8. In Table 1, 12-HETE should be the ideal substate of CYP4F11 based on the Kd, while 15-HETE was used to evaluate the inhibition of monocyte oxidative burst in figure 8. Could you explain why you chose 15-HETE but not 12-HETE?

The quality of the English language is fine, with only some typos that need to be corrected.

Author Response

1. Could you draw a diagram to describe the mechanism of how 4-HNE and CYP4F11 are involved in the malaria derived monocyte immune imbalances? I think that will impress the readers.

Yes. In the graphical Abstract we drawn the diagram representing the 4-HNE and CYP4F11 interaction leading to monocyte long-term suppression.

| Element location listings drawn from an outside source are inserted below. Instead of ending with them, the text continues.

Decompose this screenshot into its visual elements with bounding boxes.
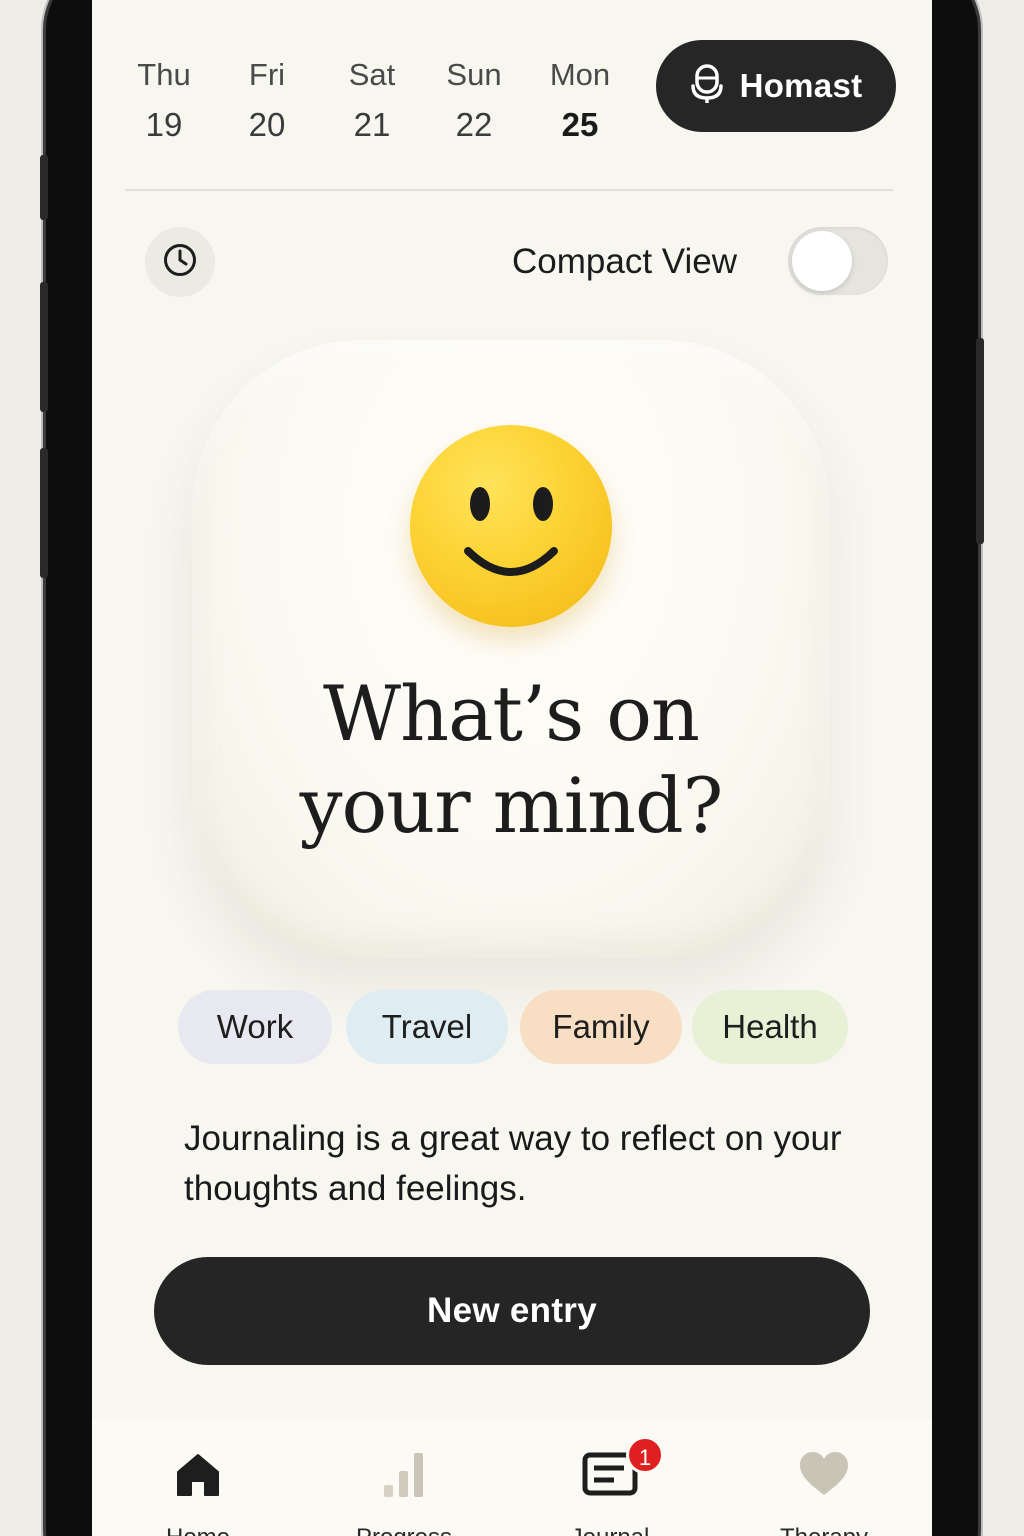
tag-travel[interactable]: Travel (346, 990, 508, 1064)
nav-item-home[interactable]: Home (118, 1448, 278, 1536)
new-entry-label: New entry (427, 1291, 597, 1330)
description-text: Journaling is a great way to reflect on … (184, 1119, 842, 1208)
date-day-label: Thu (137, 57, 191, 92)
date-number: 20 (248, 106, 286, 143)
hero-title-line: your mind? (299, 761, 724, 850)
date-number: 19 (145, 106, 183, 143)
toggle-knob (792, 231, 852, 291)
tag-health[interactable]: Health (692, 990, 848, 1064)
date-day-label: Mon (549, 57, 611, 92)
heart-icon (798, 1451, 850, 1502)
tag-label: Work (216, 1008, 294, 1045)
date-sun[interactable]: Sun 22 (424, 50, 524, 150)
smiley-face-icon (410, 425, 612, 627)
app-screen: Thu 19 Fri 20 Sat 21 Sun 22 Mon 25 Homas… (92, 0, 932, 1536)
phone-volume-up (40, 282, 48, 412)
tag-family[interactable]: Family (520, 990, 682, 1064)
home-icon (174, 1450, 222, 1503)
new-entry-button[interactable]: New entry (154, 1257, 870, 1365)
date-fri[interactable]: Fri 20 (217, 50, 317, 150)
bar-chart-icon (380, 1449, 428, 1504)
hero-title: What’s on your mind? (192, 668, 830, 852)
date-mon[interactable]: Mon 25 (530, 50, 630, 150)
date-number: 22 (455, 106, 493, 143)
journal-badge: 1 (626, 1436, 664, 1474)
nav-item-journal[interactable]: 1 Journal (530, 1436, 690, 1536)
homast-button[interactable]: Homast (656, 40, 896, 132)
date-day-label: Fri (248, 57, 286, 92)
date-sat[interactable]: Sat 21 (322, 50, 422, 150)
phone-side-button (40, 155, 48, 220)
nav-item-progress[interactable]: Progress (324, 1448, 484, 1536)
date-number: 21 (353, 106, 391, 143)
date-day-label: Sat (348, 57, 396, 92)
tag-label: Travel (381, 1008, 473, 1045)
compact-view-label: Compact View (512, 242, 738, 281)
history-button[interactable] (145, 227, 215, 297)
nav-label-journal: Journal (530, 1524, 690, 1536)
tag-label: Health (722, 1008, 818, 1045)
date-number: 25 (561, 106, 599, 143)
nav-label-progress: Progress (324, 1524, 484, 1536)
tag-label: Family (552, 1008, 650, 1045)
phone-power-button (976, 338, 984, 544)
microphone-icon (690, 63, 724, 109)
hero-title-line: What’s on (323, 669, 700, 758)
nav-label-home: Home (118, 1524, 278, 1536)
phone-volume-down (40, 448, 48, 578)
tag-work[interactable]: Work (178, 990, 332, 1064)
date-day-label: Sun (446, 57, 502, 92)
clock-icon (162, 242, 198, 283)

 2. Could you insert the full name of ROS, TLR4? It will be helpful to the readers who are not familiar with them.

Done

3. There are some gaps in the result section, could you explain why you perform the experiment following the last result? For example, why did you check the antigen expression? And adding some background information of these antigens may be better. Did you find some antigen expression pattern is different from these in figure 9? Any selective regulation?

As last result we performed the test of monocyte differentiation in dendritic cells, important functional feature of monocytes. To monitor correct differentiation, cell surface expression of numerous markers was monitored. 15-HETE accumulation was shown here as suppressive factor for this process. Expression pattern is shown in Figure 9, confirming firstly the inhibition of differentiation, plausibly due to PPAR-gamma activation by 15-HETE. Possible selective regulation we plan to study in our further research.

 We expanded this experimental part in the text, explaining the mean of performed experiment and describing the antigens with background information.

4. A space in line 99 is missing.

Corrected

5. Some typos in line 157, 162, 173, 283.

Corrected

6. The font size in Figure 3 legend is not uniform.

Corrected

7. Line 372-373, please add more details to help readers understand what you are doing.

We added the explanation in the line 376.

8. In Table 1, 12-HETE should be the ideal substate of CYP4F11 based on the Kd, while 15-HETE was used to evaluate the inhibition of monocyte oxidative burst in figure 8. Could you explain why you chose 15-HETE but not 12-HETE?

We used 15-HETE for experiments shown in Fig 8 for the reason, that 15-HETE is more studied in the literature and it seems more important for immune regulation. Further experiments with 12-HETE are planned.